It's a good thing that the media noticed Chris Christie wasn't invited to this year's Conservative Political Action Committee conference, because otherwise the New Jersey governor might have shown up and started telling people about how much he respects President Obama. "I didn't know that I hadn't been invited to CPAC until like two days ago when I saw it in the news," Christie said at a town hall meeting on Thursday. The governor added that he wishes the folks at CPAC "all the best." "That's their call ... It's not like I'm lacking for invitations to speak around the country," he said.

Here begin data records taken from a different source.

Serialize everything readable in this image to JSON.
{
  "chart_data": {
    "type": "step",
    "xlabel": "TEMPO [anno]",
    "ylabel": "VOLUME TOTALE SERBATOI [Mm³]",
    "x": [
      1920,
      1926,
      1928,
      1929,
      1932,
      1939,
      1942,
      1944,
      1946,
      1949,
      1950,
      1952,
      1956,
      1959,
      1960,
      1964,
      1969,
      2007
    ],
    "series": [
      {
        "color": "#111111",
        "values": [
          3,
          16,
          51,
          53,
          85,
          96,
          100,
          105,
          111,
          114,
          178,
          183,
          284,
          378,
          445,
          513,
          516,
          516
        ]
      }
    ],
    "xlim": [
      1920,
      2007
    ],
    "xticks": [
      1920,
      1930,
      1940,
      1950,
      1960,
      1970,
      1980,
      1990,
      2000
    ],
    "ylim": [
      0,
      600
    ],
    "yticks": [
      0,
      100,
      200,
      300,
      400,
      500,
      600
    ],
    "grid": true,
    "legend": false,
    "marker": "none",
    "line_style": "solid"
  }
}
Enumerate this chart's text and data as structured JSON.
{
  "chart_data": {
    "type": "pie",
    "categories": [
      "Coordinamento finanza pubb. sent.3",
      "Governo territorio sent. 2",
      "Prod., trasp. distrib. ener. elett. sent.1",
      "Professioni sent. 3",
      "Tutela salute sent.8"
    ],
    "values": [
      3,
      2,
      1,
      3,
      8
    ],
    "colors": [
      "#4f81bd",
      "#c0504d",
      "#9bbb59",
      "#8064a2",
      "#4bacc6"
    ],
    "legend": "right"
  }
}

The chairman of the American Conservative Union, which organizes CPAC, wasn't quite as gracious. Al Cardenas told the National Journal that recent antics like accepting Obamacare's Medicaid expansion and pushing for an ostensibly wasteful $60 billion Hurricane Sandy aid package cost Christie an invitation. “CPAC is like the all-star game for professional athletes; you get invited when you have had an outstanding year,” Cardenas said. “Hopefully he will have another all-star year in the future, at which time we will be happy to extend an invitation. This is a conservative conference, not a Republican Party event.”
There are still a few prominent Republicans who weren't put off by Chris Christie lashing out at John Boehner and embracing President Obama. Politico reports that Eric Cantor, who pushed to get the Sandy aid bill to the floor after Boehner tabled it, added his name to a Christie fund-raiser on Thursday night, and Mitt Romney has already donated $3,800, the maximum contribution possible, to Christie's reelection campaign.